Back in 1906, Roosevelt signed the Antiquities Act, which gives the president the power to designate significant cultural, historical or ecological sites—which are already public land—as monuments. Since then, 16 presidents (evenly divided by part) have protected sites like the Grand Canyon, Acadia, Muir Woods and Olympic national parks through the monument designation. These places eventually became national parks through congressional action, but were preserved thanks to the Antiquities Act.
They didn't do this just because they hate protected public land. They also did it because they hate the fact that President Obama has the power—which every president before him since Teddy Roosevelt has had—to designate protected land without giving them the opportunity to derail his efforts.

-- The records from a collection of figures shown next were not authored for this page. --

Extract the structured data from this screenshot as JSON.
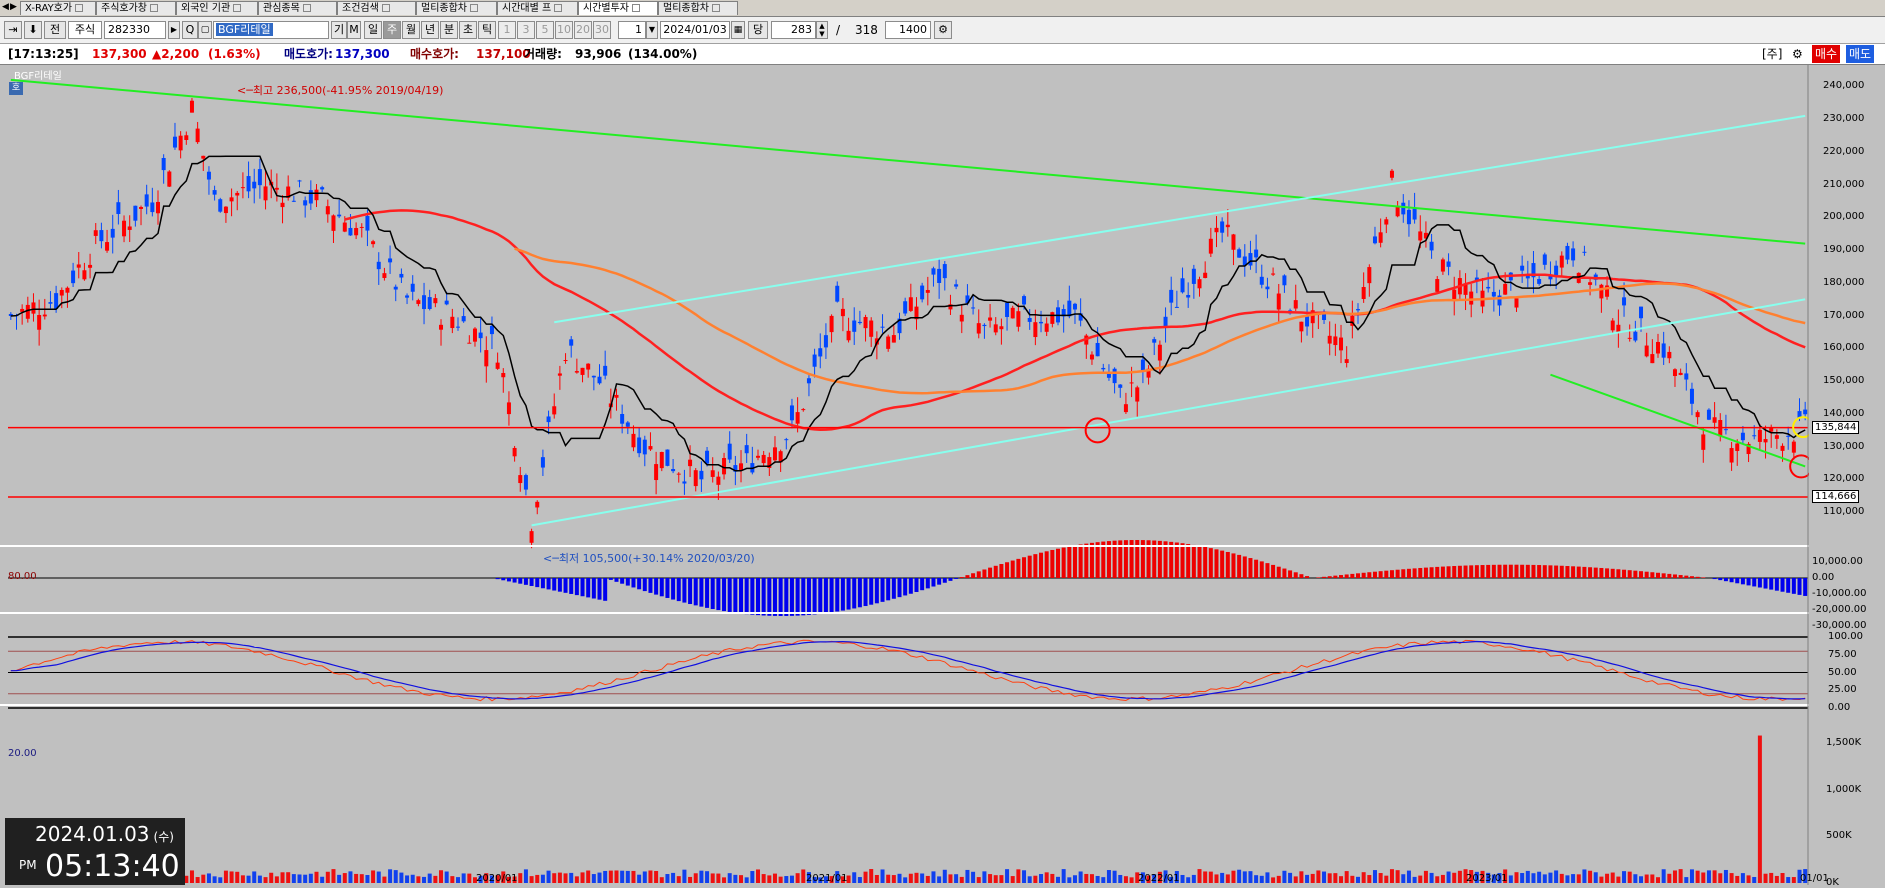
{
  "tabs": [
    {
      "label": "X-RAY호가",
      "active": false
    },
    {
      "label": "주식호가창",
      "active": false
    },
    {
      "label": "외국인 기관",
      "active": false
    },
    {
      "label": "관심종목",
      "active": false
    },
    {
      "label": "조건검색",
      "active": false
    },
    {
      "label": "멀티종합차",
      "active": false
    },
    {
      "label": "시간대별 프",
      "active": false
    },
    {
      "label": "시간별투자",
      "active": true
    },
    {
      "label": "멀티종합차",
      "active": false
    }
  ],
  "toolbar": {
    "jeon": "전",
    "market": "주식",
    "code": "282330",
    "search_glyph": "Q",
    "stock_name": "BGF리테일",
    "gi": "기",
    "m": "M",
    "periods": [
      "일",
      "주",
      "월",
      "년",
      "분",
      "초",
      "틱"
    ],
    "selected_period": "주",
    "intervals": [
      "1",
      "3",
      "5",
      "10",
      "20",
      "30"
    ],
    "interval_value": "1",
    "date": "2024/01/03",
    "dang": "당",
    "count_value": "283",
    "slash": "/",
    "total": "318",
    "zoom": "1400"
  },
  "info": {
    "time": "[17:13:25]",
    "price": "137,300",
    "change": "▲2,200",
    "change_pct": "(1.63%)",
    "ask_label": "매도호가:",
    "ask": "137,300",
    "bid_label": "매수호가:",
    "bid": "137,100",
    "volume_label": "거래량:",
    "volume": "93,906",
    "volume_pct": "(134.00%)",
    "ju": "[주]",
    "buy": "매수",
    "sell": "매도"
  },
  "chart_data": {
    "type": "candlestick",
    "title": "BGF리테일",
    "legend_badge": "호",
    "annotations": {
      "high": "최고 236,500(-41.95% 2019/04/19)",
      "low": "최저 105,500(+30.14% 2020/03/20)"
    },
    "price_axis": {
      "min": 100000,
      "max": 245000,
      "ticks": [
        "240,000",
        "230,000",
        "220,000",
        "210,000",
        "200,000",
        "190,000",
        "180,000",
        "170,000",
        "160,000",
        "150,000",
        "140,000",
        "130,000",
        "120,000",
        "110,000"
      ]
    },
    "price_markers": [
      "135,844",
      "114,666"
    ],
    "x_labels": [
      "2020/01",
      "2021/01",
      "2022/01",
      "2023/01",
      "01/01"
    ],
    "macd_axis": {
      "ticks": [
        "10,000.00",
        "0.00",
        "-10,000.00",
        "-20,000.00",
        "-30,000.00"
      ]
    },
    "stoch_axis": {
      "ticks": [
        "100.00",
        "75.00",
        "50.00",
        "25.00",
        "0.00"
      ],
      "upper_label": "80.00",
      "lower_label": "20.00"
    },
    "volume_axis": {
      "ticks": [
        "1,500K",
        "1,000K",
        "500K",
        "0K"
      ]
    },
    "colors": {
      "up": "#ff0000",
      "down": "#0047ff",
      "background": "#c0c0c0"
    }
  },
  "clock": {
    "date": "2024.01.03",
    "weekday": "(수)",
    "ampm": "PM",
    "time": "05:13:40"
  }
}
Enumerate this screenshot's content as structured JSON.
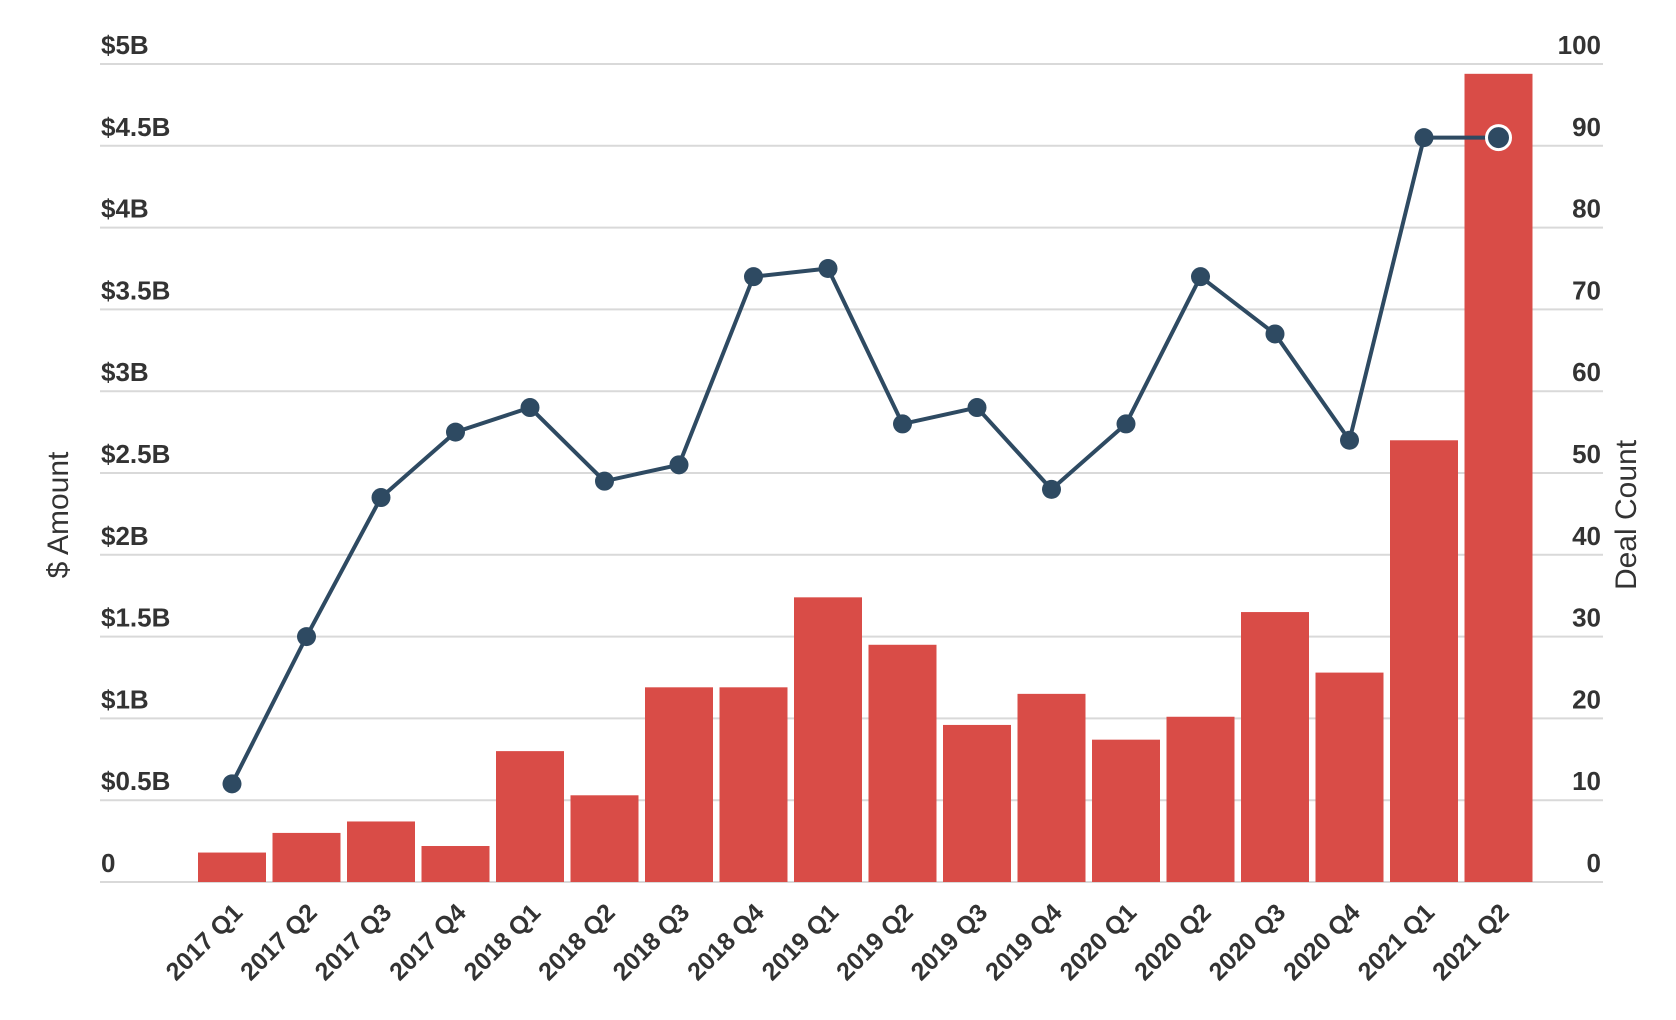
{
  "chart_data": {
    "type": "bar",
    "categories": [
      "2017 Q1",
      "2017 Q2",
      "2017 Q3",
      "2017 Q4",
      "2018 Q1",
      "2018 Q2",
      "2018 Q3",
      "2018 Q4",
      "2019 Q1",
      "2019 Q2",
      "2019 Q3",
      "2019 Q4",
      "2020 Q1",
      "2020 Q2",
      "2020 Q3",
      "2020 Q4",
      "2021 Q1",
      "2021 Q2"
    ],
    "series": [
      {
        "type": "bar",
        "axis": "left",
        "color": "#d94c47",
        "values": [
          0.18,
          0.3,
          0.37,
          0.22,
          0.8,
          0.53,
          1.19,
          1.19,
          1.74,
          1.45,
          0.96,
          1.15,
          0.87,
          1.01,
          1.65,
          1.28,
          2.7,
          4.94
        ]
      },
      {
        "type": "line",
        "axis": "right",
        "color": "#2e4a62",
        "values": [
          12,
          30,
          47,
          55,
          58,
          49,
          51,
          74,
          75,
          56,
          58,
          48,
          56,
          74,
          67,
          54,
          91,
          91
        ]
      }
    ],
    "ylabel": "$ Amount",
    "y2label": "Deal Count",
    "ylim": [
      0,
      5
    ],
    "y2lim": [
      0,
      100
    ],
    "yticks": [
      "0",
      "$0.5B",
      "$1B",
      "$1.5B",
      "$2B",
      "$2.5B",
      "$3B",
      "$3.5B",
      "$4B",
      "$4.5B",
      "$5B"
    ],
    "y2ticks": [
      "0",
      "10",
      "20",
      "30",
      "40",
      "50",
      "60",
      "70",
      "80",
      "90",
      "100"
    ],
    "grid": true
  }
}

Of course, why they say they're doing it is because the president can act unilaterally, without public input, and because of the terrible economic impact these protected lands have.
Both of which are bullshit. The public loves national parks and monuments and thinks it's government's job to protect public land, to the tune of almost 90 percent of likely voters (as of this 2012 poll).
Nearly 90 percent of voters think that candidates who prioritize national parks are seen as caring about the environment, protecting our heritage for the future, patriotic, and a good steward of our nation’s resources. And as the National Park Service approaches its centennial in 2016, a majority of likely voters (77 percent) say it is important for the next president to ensure that parks are fully restored and ready to serve and be relevant to future generations in their second century.The economic impact of national parks was felt as recently as last fall, when the Republican House shut them down. The communities around the parks lost $414 million in just 16 days. Every dollar invested in a national park, the National Park Service has found, comes back to the community 10-fold. A study released earlier this month by the NPS found that visits to parks in 2012 generated $14.7 billion in spending in “gateway” communities, those within 60 miles of a park. All that money spent by park visitors supported 243,000 jobs and contributed $26.8 billion to the national economy.
Once again, the Republican House wasted time on a bill that is diametrically opposed to the will of the public. Once again, they wasted time on a bill that will not even get a hearing in the Senate. And once again they proved that they really do hate America.